Cette phospholipase serait l’une des causes possibles de l’apparition des deux grands biomarqueurs de la MA.

Face à constat, la Pre Burtea et son équipe se sont penché sur un moyen de venir bloquer ou, en tout cas, diminuer l’activité de cet enzyme et ont développé un peptide (PLP25). Et ce, par la technique du phage display (exposition d’une bibliothèque de peptides par des virus qui infectent les bactéries), capable d’inhiber l’activité de cet enzyme de manière réversible. Ce peptide agit en modulant indirectement l’activité de la cPLA2 et permet une réduction de la libération d’acide arachidonique. Ce faisant, ce procédé permet de venir atténuer les processus pathologiques de la MA liés à cet acide.

Acide arachidonique © UMons

Une approche innovante

Si des études ont déjà été réalisées concernant le rôle inflammatoire de la phospholipase cytosolique, ces dernières ne se sont pas penchées sur les mécanismes qui conduisent à l’expression de la PPA et à la phosphorylation – qui est un processus qui aide à contrôler ce qui se passe à l’intérieur des cellules en agissant comme un interrupteur qui permet à la cellule de réguler quand et comment certaines activités doivent se produire, FUTURA- de la protéine tau, rappelle la Pre Burtea.

L’approche thérapeutique de ce traitement, encore hypothétique rappelons-le, diffère des stratégies existantes concernant la MA. « Notre approche est complètement différente, car nous ciblons un carrefour au niveau de plusieurs voies cellulaires. Et ce, alors que les autres approches ciblent une seule molécule, à savoir le peptide amyloïde et la protéine tau, mais ne s’attaquent pas à la cause de leur apparition » précise la chercheuse. D’autant plus qu’utiliser un peptide comporte des avantages. En effet, celui-ci déclenche peu d’effets immunogènes par rapport à l’utilisation d’une protéine et est également peu toxique.

Bien que des expériences in vitro et in vivo aient déjà livré quelques résultats prometteurs, cette nouvelle voie thérapeutique nécessite encore d’être confirmée par d’autres études.

« Nous sommes en train de déposer des projets pour continuer ces études. Nous avons quelques résultats qui semblent confirmer notre hypothèse, mais la recherche nécessitera encore beaucoup d’études pour valider l’effet thérapeutique de notre peptide», conclut la Pre Burtea.
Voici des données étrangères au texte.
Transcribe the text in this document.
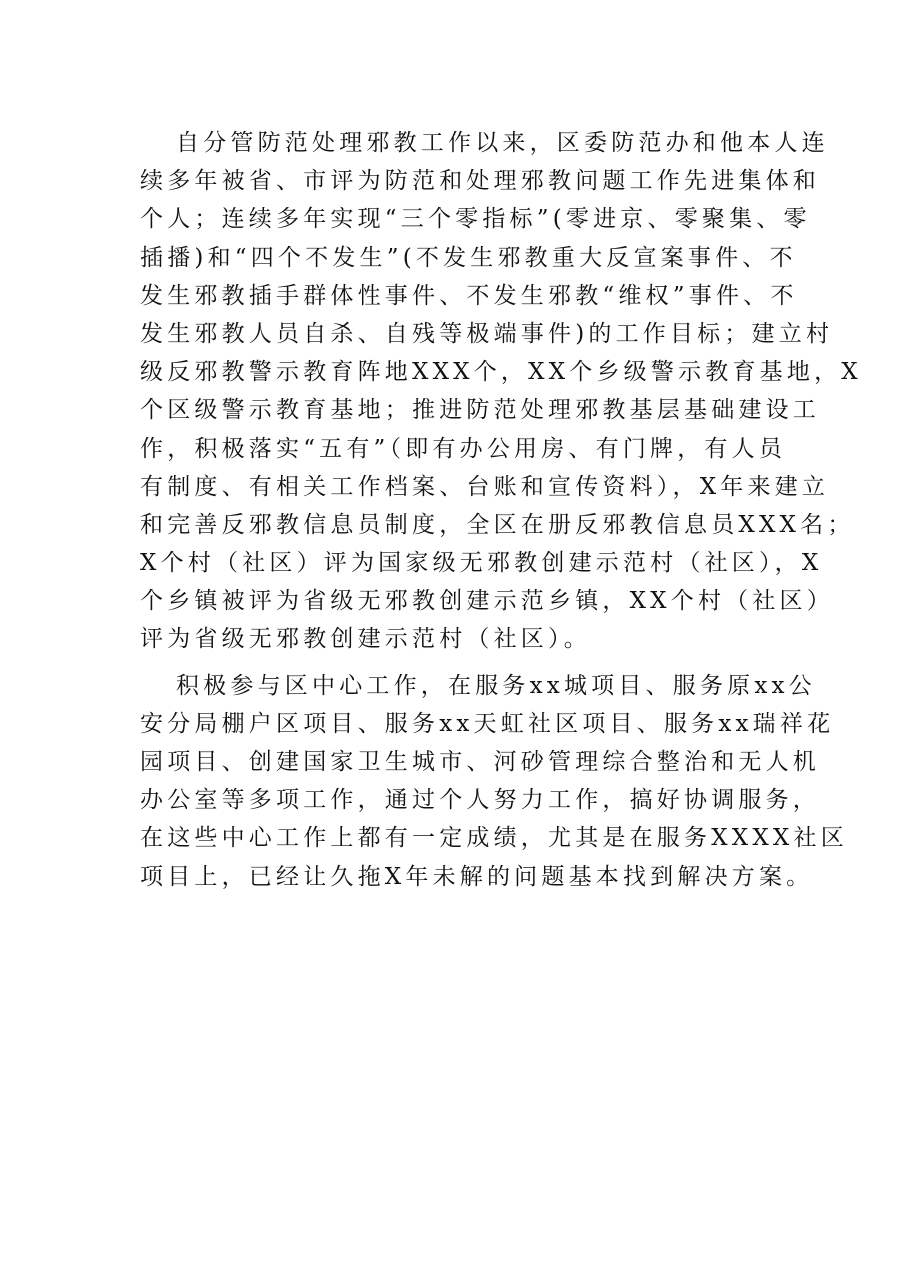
自分管防范处理邪教工作以来，区委防范办和他本人连
续多年被省、市评为防范和处理邪教问题工作先进集体和
个人；连续多年实现“三个零指标”(零进京、零聚集、零
插播)和“四个不发生”(不发生邪教重大反宣案事件、不
发生邪教插手群体性事件、不发生邪教“维权”事件、不
发生邪教人员自杀、自残等极端事件)的工作目标；建立村
级反邪教警示教育阵地XXX个，XX个乡级警示教育基地，X
个区级警示教育基地；推进防范处理邪教基层基础建设工
作，积极落实“五有”（即有办公用房、有门牌，有人员
有制度、有相关工作档案、台账和宣传资料），X年来建立
和完善反邪教信息员制度，全区在册反邪教信息员XXX名；
X个村（社区）评为国家级无邪教创建示范村（社区），X
个乡镇被评为省级无邪教创建示范乡镇，XX个村（社区）
评为省级无邪教创建示范村（社区）。

积极参与区中心工作，在服务xx城项目、服务原xx公
安分局棚户区项目、服务xx天虹社区项目、服务xx瑞祥花
园项目、创建国家卫生城市、河砂管理综合整治和无人机
办公室等多项工作，通过个人努力工作，搞好协调服务，
在这些中心工作上都有一定成绩，尤其是在服务XXXX社区
项目上，已经让久拖X年未解的问题基本找到解决方案。
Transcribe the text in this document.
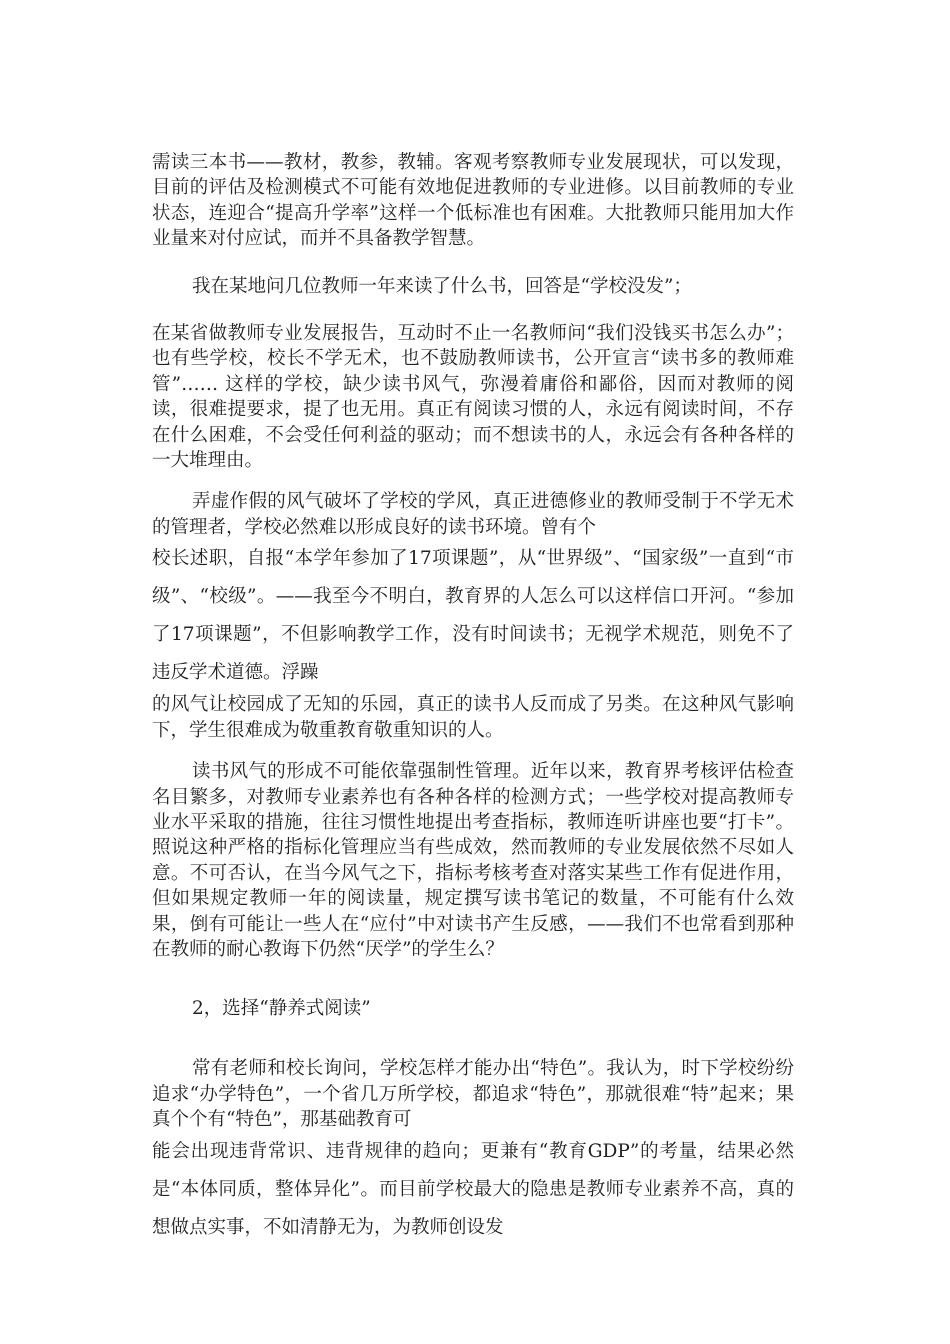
需读三本书——教材，教参，教辅。客观考察教师专业发展现状，可以发现，目前的评估及检测模式不可能有效地促进教师的专业进修。以目前教师的专业状态，连迎合“提高升学率”这样一个低标准也有困难。大批教师只能用加大作业量来对付应试，而并不具备教学智慧。

我在某地问几位教师一年来读了什么书，回答是“学校没发”；

在某省做教师专业发展报告，互动时不止一名教师问“我们没钱买书怎么办”；也有些学校，校长不学无术，也不鼓励教师读书，公开宣言“读书多的教师难管”…… 这样的学校，缺少读书风气，弥漫着庸俗和鄙俗，因而对教师的阅读，很难提要求，提了也无用。真正有阅读习惯的人，永远有阅读时间，不存在什么困难，不会受任何利益的驱动；而不想读书的人，永远会有各种各样的一大堆理由。

弄虚作假的风气破坏了学校的学风，真正进德修业的教师受制于不学无术的管理者，学校必然难以形成良好的读书环境。曾有个

校长述职，自报“本学年参加了17项课题”，从“世界级”、“国家级”一直到“市级”、“校级”。——我至今不明白，教育界的人怎么可以这样信口开河。“参加了17项课题”，不但影响教学工作，没有时间读书；无视学术规范，则免不了违反学术道德。浮躁

的风气让校园成了无知的乐园，真正的读书人反而成了另类。在这种风气影响下，学生很难成为敬重教育敬重知识的人。

读书风气的形成不可能依靠强制性管理。近年以来，教育界考核评估检查名目繁多，对教师专业素养也有各种各样的检测方式；一些学校对提高教师专业水平采取的措施，往往习惯性地提出考查指标，教师连听讲座也要“打卡”。照说这种严格的指标化管理应当有些成效，然而教师的专业发展依然不尽如人意。不可否认，在当今风气之下，指标考核考查对落实某些工作有促进作用，但如果规定教师一年的阅读量，规定撰写读书笔记的数量，不可能有什么效果，倒有可能让一些人在“应付”中对读书产生反感，——我们不也常看到那种在教师的耐心教诲下仍然“厌学”的学生么？

2，选择“静养式阅读”

常有老师和校长询问，学校怎样才能办出“特色”。我认为，时下学校纷纷追求“办学特色”，一个省几万所学校，都追求“特色”，那就很难“特”起来；果真个个有“特色”，那基础教育可

能会出现违背常识、违背规律的趋向；更兼有“教育GDP”的考量，结果必然是“本体同质，整体异化”。而目前学校最大的隐患是教师专业素养不高，真的想做点实事，不如清静无为，为教师创设发
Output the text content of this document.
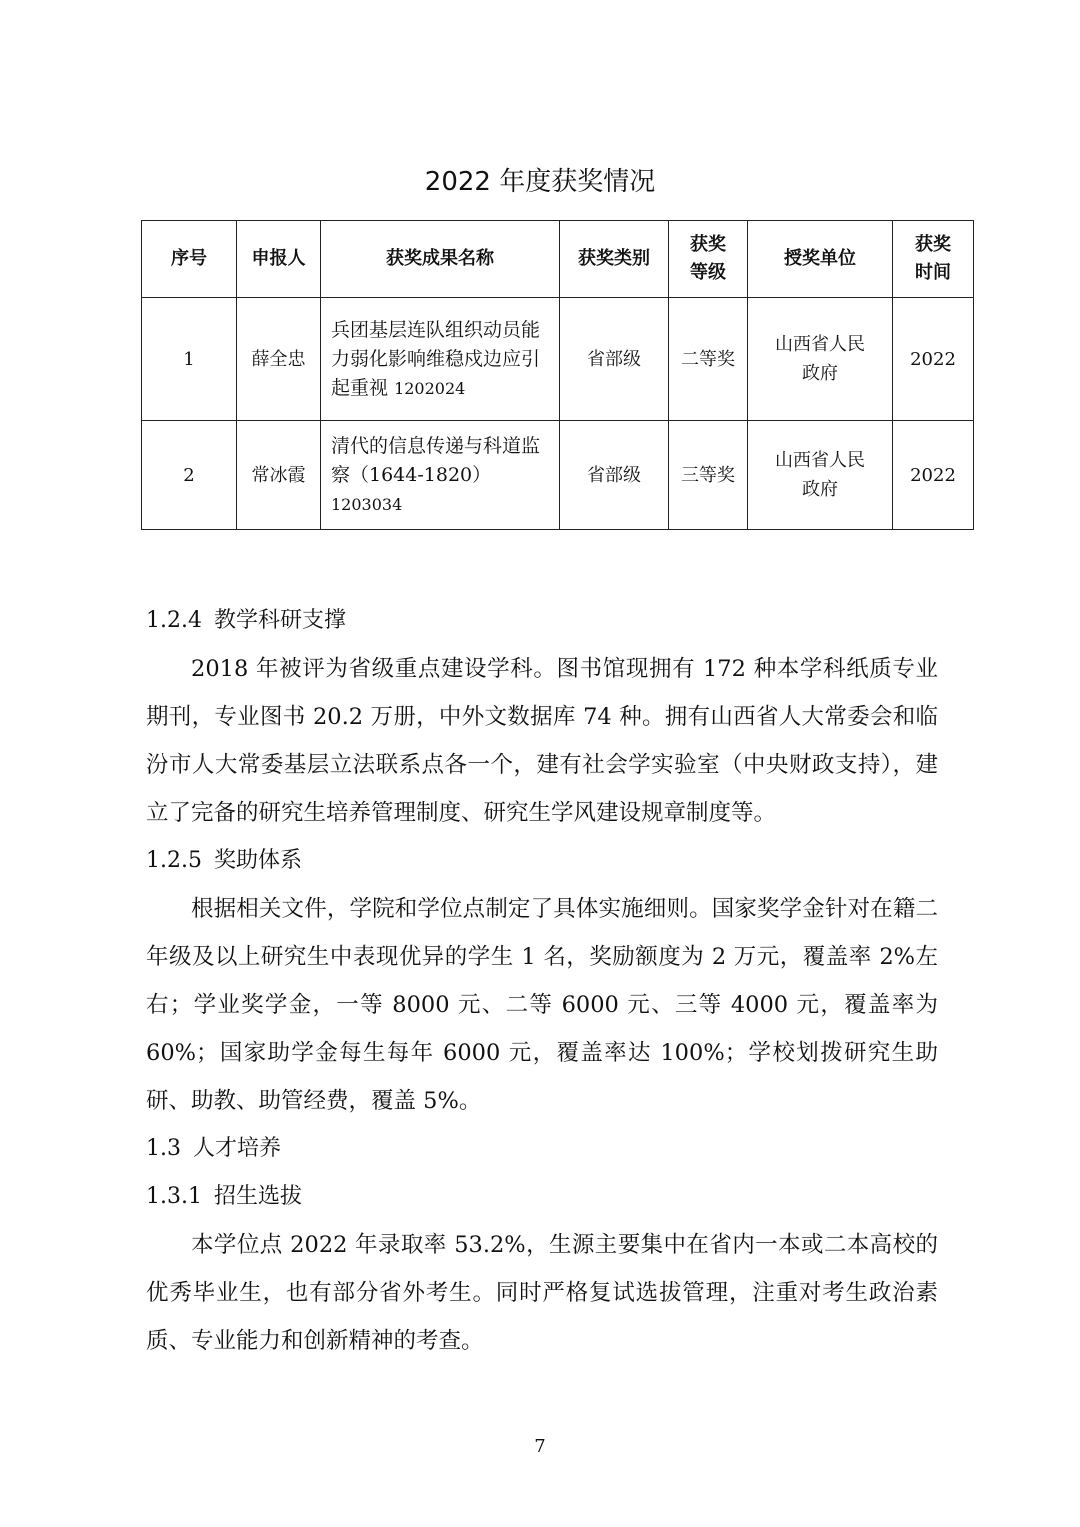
2022 年度获奖情况
序号	申报人	获奖成果名称	获奖类别	获奖等级	授奖单位	获奖时间
1	薛全忠	兵团基层连队组织动员能力弱化影响维稳戍边应引起重视 1202024	省部级	二等奖	山西省人民政府	2022
2	常冰霞	清代的信息传递与科道监察（1644-1820） 1203034	省部级	三等奖	山西省人民政府	2022
1.2.4 教学科研支撑

2018 年被评为省级重点建设学科。图书馆现拥有 172 种本学科纸质专业期刊，专业图书 20.2 万册，中外文数据库 74 种。拥有山西省人大常委会和临汾市人大常委基层立法联系点各一个，建有社会学实验室（中央财政支持），建立了完备的研究生培养管理制度、研究生学风建设规章制度等。

1.2.5 奖助体系

根据相关文件，学院和学位点制定了具体实施细则。国家奖学金针对在籍二年级及以上研究生中表现优异的学生 1 名，奖励额度为 2 万元，覆盖率 2%左右；学业奖学金，一等 8000 元、二等 6000 元、三等 4000 元，覆盖率为 60%；国家助学金每生每年 6000 元，覆盖率达 100%；学校划拨研究生助研、助教、助管经费，覆盖 5%。

1.3 人才培养
1.3.1 招生选拔

本学位点 2022 年录取率 53.2%，生源主要集中在省内一本或二本高校的优秀毕业生，也有部分省外考生。同时严格复试选拔管理，注重对考生政治素质、专业能力和创新精神的考查。

7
Pour l’instant, la chercheuse aspire à identifier toutes les molécules entrant en ligne de compte dans les processus complexes en œuvre dans la MA. Les chercheurs souhaitent, à l’avenir, se focaliser sur toutes les kinases (les protéines qui phosphorylent d’autres protéines pour activer ou réguler leurs fonctions) afin de prouver que le processus mis en lumière dans cette étude est bien le bon.